Business @ AsiaOne

Disclose CEO's and directors' actual pay, not bands

It is puzzling to me why so many Singapore companies continue to show CEO pay in bands. I fail to see what downside there will be if companies disclose the exact amounts.

Thu, Apr 03, 2008
The Business Times

I REFER to the article 'Montefiore earned $1.25-$1.5 million last year' (BT, March 26).

It is puzzling to me why so many Singapore companies continue to show CEO pay in bands. Yes, the Singapore Code of Corporate Governance recommends bands, but it does not stop companies from going beyond the bands to disclose actual pay.

I fail to see what downside there will be if companies disclose the exact amounts, especially for companies which pay their CEOs million-dollar packages.

What is the difference between disclosing that a CEO was paid, say, $1.35 million, compared with disclosing that he was paid $1.25- $1.5 million?

Perhaps a $250,000 band will help effectively disguise the real pay for CEOs drawing relatively smaller amounts, but it really does little to disguise the pay for CEOs drawing million-dollar packages.

Of course, there are still companies which say that their CEO is paid '$500,000 or more'; how much more is left to shareholders' imagination.

To help us further close the gap in disclosure between Singapore and all the other developed markets, perhaps disclosure of actual pay levels should be made mandatory for pay exceeding, say, $1 million at this point.

Disclosing whether by bands or by stating actual amounts ought not to make much difference to such companies and their CEOs, and surely we should not accept a disclosure of '$500,000 or more'.

Research by the Corporate Governance and Financial Reporting Centre shows that, based on the 617 latest annual reports up to the year ending March 31, 2007, only 23 companies disclosed exact CEO remuneration. Only 39 companies disclosed exact fees for each non-executive director (NED) by name. For non-executive directors, bands of $250,000 are largely meaningless when most NEDs draw fees in the tens of thousands.

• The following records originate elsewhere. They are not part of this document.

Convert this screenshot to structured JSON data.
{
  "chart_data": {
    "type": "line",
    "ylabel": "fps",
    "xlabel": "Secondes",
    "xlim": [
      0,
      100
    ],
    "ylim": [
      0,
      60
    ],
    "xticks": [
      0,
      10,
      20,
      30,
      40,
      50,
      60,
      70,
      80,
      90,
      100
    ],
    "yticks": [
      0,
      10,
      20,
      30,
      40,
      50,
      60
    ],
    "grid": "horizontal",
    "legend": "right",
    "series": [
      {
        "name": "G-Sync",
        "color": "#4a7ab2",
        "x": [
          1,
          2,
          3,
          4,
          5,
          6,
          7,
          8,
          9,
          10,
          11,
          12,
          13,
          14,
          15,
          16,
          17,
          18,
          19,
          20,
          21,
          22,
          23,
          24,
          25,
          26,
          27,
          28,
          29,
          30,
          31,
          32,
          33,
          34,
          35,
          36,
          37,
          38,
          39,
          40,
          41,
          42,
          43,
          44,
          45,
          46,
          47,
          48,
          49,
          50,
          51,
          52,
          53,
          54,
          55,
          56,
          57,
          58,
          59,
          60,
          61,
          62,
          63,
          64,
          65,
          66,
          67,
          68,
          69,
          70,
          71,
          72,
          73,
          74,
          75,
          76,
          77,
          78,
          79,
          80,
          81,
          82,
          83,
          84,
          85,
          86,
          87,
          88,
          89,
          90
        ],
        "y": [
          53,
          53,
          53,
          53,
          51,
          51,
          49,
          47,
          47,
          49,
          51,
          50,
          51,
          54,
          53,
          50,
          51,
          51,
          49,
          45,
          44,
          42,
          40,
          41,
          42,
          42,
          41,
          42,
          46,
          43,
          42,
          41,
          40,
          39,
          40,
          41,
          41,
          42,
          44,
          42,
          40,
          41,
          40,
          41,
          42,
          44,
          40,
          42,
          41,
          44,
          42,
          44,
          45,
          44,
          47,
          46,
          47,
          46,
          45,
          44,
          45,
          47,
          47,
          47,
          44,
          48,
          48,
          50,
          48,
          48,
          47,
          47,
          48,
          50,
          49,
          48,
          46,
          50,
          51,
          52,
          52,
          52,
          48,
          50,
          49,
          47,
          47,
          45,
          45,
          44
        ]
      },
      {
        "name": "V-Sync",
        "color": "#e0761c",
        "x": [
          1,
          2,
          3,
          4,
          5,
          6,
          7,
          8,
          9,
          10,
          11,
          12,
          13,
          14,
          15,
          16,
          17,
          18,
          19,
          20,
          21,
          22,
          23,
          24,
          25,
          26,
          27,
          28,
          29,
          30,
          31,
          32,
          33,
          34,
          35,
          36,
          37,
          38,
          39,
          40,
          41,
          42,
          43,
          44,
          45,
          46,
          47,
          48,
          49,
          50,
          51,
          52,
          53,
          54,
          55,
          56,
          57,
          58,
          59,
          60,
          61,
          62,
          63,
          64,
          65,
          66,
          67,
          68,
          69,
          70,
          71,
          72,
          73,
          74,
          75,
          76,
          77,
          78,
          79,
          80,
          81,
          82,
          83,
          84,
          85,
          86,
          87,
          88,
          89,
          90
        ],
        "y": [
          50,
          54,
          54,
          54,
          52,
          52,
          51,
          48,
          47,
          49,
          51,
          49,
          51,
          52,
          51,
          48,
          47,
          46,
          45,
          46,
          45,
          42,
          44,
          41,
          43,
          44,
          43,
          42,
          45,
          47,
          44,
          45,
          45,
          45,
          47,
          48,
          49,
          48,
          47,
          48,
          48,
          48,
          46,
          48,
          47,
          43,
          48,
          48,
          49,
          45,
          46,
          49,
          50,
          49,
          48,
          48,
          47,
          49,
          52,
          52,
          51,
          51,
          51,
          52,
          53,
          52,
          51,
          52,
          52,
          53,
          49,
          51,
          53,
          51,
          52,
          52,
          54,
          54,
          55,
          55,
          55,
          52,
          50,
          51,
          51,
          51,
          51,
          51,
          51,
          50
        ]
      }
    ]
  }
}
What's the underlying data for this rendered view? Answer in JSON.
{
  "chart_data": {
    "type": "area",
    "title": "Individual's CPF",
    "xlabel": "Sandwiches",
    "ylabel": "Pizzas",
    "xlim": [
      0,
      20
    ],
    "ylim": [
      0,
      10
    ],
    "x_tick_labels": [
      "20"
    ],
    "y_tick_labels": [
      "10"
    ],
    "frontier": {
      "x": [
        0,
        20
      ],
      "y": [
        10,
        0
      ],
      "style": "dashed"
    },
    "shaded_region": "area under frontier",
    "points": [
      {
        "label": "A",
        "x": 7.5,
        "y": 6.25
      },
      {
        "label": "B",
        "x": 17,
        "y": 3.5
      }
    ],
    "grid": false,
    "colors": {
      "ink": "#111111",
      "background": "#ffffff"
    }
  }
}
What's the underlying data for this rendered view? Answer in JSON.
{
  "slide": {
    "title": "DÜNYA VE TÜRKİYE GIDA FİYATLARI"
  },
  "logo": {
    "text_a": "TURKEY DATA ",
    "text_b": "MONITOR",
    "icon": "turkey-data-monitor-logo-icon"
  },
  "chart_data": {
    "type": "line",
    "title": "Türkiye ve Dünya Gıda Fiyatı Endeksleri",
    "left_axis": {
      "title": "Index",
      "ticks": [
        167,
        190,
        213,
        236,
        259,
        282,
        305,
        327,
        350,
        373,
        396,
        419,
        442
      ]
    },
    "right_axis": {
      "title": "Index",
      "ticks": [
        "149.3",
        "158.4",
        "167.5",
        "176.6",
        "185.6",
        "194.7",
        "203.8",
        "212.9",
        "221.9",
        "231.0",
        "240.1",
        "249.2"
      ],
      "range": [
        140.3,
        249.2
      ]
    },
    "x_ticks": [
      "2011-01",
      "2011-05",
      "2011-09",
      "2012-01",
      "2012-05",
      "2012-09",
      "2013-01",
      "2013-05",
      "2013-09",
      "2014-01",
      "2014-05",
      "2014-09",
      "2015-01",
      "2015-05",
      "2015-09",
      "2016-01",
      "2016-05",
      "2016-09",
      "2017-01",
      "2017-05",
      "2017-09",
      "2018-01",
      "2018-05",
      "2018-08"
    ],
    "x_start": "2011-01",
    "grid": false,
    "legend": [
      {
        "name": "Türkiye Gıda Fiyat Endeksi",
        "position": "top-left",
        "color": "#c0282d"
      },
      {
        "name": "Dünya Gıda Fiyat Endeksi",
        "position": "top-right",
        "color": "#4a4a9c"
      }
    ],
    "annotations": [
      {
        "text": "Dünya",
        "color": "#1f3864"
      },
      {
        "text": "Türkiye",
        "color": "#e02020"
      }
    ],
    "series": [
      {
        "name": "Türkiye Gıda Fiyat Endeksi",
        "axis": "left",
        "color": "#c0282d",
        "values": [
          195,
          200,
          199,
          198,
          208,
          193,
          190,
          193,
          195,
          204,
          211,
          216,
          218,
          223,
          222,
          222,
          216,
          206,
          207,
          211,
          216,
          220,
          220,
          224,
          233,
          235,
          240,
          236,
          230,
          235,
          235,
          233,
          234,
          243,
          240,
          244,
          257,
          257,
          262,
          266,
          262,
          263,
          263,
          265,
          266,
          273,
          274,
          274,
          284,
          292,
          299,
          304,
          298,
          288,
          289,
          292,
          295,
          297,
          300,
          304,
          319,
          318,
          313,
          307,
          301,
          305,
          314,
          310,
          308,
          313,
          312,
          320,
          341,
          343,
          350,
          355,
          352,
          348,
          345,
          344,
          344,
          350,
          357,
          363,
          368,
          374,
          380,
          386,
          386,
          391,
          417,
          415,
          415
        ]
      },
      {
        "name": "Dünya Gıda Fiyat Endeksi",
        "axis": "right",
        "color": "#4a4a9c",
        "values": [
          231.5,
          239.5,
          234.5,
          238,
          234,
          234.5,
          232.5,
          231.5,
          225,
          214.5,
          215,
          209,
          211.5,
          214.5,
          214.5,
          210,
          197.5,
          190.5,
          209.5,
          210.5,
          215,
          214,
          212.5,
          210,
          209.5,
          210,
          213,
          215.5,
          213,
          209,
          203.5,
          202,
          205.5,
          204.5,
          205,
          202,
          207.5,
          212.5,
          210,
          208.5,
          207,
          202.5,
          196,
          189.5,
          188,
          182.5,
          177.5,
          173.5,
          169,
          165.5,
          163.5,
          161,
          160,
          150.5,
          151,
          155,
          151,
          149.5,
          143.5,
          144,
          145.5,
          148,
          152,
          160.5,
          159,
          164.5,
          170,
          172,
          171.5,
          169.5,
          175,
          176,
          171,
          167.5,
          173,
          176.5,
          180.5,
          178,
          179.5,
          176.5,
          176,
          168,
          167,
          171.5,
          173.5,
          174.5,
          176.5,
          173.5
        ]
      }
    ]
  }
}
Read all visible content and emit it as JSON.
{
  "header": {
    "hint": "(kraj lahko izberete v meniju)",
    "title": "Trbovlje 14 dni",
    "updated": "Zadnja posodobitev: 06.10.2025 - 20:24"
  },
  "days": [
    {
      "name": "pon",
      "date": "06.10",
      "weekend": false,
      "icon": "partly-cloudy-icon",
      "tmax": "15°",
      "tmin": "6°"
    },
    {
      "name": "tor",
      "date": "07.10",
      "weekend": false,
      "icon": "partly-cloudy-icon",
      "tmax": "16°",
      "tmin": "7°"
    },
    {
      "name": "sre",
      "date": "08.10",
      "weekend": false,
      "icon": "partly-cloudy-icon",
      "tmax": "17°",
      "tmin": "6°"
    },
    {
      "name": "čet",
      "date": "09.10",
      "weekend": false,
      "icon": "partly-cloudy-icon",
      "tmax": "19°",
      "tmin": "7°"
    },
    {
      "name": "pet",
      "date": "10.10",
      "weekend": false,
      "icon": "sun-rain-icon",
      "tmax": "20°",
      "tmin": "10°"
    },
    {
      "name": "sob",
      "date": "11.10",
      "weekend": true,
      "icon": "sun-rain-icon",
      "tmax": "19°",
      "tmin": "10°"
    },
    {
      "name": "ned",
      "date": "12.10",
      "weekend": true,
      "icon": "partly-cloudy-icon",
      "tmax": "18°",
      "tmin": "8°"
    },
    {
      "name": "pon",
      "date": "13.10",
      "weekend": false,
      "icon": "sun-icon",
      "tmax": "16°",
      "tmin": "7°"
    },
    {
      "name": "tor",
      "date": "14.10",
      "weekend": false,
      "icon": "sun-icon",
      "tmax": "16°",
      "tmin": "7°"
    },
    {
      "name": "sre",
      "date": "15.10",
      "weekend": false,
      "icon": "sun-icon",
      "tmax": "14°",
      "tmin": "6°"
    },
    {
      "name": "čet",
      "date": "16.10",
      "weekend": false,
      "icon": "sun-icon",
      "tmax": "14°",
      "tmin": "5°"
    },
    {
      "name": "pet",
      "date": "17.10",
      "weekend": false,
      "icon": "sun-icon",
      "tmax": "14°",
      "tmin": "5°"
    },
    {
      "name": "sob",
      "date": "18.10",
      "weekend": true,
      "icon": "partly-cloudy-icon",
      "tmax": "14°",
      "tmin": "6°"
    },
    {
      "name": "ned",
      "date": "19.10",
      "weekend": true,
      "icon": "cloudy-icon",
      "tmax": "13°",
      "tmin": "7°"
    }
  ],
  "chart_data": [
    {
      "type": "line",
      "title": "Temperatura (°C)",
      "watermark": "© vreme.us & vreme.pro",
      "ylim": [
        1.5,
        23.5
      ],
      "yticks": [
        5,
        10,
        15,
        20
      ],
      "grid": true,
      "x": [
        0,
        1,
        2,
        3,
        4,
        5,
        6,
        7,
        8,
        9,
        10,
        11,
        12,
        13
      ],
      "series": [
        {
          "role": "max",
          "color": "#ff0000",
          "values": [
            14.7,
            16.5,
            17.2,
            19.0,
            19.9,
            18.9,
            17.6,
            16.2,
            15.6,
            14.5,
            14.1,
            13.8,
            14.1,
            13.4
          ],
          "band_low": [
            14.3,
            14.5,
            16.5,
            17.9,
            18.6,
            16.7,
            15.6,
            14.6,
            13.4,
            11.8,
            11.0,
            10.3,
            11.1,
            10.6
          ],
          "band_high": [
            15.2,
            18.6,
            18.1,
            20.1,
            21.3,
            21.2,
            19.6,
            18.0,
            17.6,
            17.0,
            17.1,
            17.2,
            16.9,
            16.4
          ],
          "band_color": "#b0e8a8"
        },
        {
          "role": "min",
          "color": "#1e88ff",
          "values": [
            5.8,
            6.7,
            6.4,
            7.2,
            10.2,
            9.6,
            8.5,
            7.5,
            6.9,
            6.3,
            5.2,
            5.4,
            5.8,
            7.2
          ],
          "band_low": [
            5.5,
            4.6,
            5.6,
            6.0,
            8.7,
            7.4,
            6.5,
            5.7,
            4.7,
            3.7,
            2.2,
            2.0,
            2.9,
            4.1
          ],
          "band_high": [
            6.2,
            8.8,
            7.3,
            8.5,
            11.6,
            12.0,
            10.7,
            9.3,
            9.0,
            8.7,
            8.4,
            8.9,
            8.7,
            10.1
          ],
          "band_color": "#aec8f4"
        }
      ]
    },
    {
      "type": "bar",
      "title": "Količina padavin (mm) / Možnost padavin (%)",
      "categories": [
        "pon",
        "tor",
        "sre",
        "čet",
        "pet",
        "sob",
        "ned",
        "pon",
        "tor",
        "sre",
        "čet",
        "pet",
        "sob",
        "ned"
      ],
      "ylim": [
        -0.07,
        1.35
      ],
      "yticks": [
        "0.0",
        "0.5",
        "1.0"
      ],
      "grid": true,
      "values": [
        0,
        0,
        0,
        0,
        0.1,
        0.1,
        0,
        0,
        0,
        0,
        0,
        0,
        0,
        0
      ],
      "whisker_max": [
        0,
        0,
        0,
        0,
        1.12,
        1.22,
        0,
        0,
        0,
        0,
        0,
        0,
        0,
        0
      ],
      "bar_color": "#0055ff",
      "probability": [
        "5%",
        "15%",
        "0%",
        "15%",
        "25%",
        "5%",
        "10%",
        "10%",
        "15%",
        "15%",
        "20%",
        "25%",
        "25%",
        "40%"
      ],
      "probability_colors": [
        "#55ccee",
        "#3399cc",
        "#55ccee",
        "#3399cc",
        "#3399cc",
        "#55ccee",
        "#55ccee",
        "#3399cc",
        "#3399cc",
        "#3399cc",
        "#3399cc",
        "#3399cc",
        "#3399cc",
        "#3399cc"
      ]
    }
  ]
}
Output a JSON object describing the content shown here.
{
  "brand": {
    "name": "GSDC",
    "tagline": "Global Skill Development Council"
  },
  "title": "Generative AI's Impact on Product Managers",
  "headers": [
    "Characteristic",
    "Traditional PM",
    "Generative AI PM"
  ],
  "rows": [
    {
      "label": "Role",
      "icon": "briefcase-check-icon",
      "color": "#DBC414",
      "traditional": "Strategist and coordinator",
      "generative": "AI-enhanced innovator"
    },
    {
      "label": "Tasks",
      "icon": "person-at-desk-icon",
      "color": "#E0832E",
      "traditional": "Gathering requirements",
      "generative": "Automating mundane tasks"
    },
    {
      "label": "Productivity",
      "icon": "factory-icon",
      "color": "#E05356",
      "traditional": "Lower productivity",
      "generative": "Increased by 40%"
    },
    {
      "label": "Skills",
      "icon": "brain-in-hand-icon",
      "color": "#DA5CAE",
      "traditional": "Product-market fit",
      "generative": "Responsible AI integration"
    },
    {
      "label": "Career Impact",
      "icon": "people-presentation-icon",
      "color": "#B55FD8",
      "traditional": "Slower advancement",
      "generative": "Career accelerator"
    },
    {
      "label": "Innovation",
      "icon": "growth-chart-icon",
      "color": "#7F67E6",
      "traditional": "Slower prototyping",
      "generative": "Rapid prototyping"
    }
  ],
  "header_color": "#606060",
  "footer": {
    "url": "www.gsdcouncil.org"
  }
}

When the ACGA-CLSA Corporate Governance Watch 2007 was published last year and showed that Singapore had slipped to second place behind Hong Kong, a few people asked me: 'How can that be? How can we be behind Hong Kong?'

There are actually several areas where we are now behind Hong Kong, and remuneration disclosure is one of them. The listing rules in Hong Kong have, since 2005, required companies to disclose the remuneration for each individual director by name.

With recent questions about possible links between pay practices and the sub-prime crisis (and also with large foreign exchange losses), remuneration levels and policies are likely to receive more attention - including in Asia, where it has up to this point not been on the radar screen of institutional investors.

In the area of definition of 'independent director' and how we enforce it, we are also behind Hong Kong. Risk management receives much more emphasis in the Hong Kong Code of Corporate Governance Practices than in the Singapore Code.

Finally, there are a number of corporate governance disclosures and practices which Hong Kong has made mandatory, but which we consider voluntary. So, when the next ACGA-CLSA report comes out, we may have to make do with being No 2 again - or, worse, falling behind other countries too.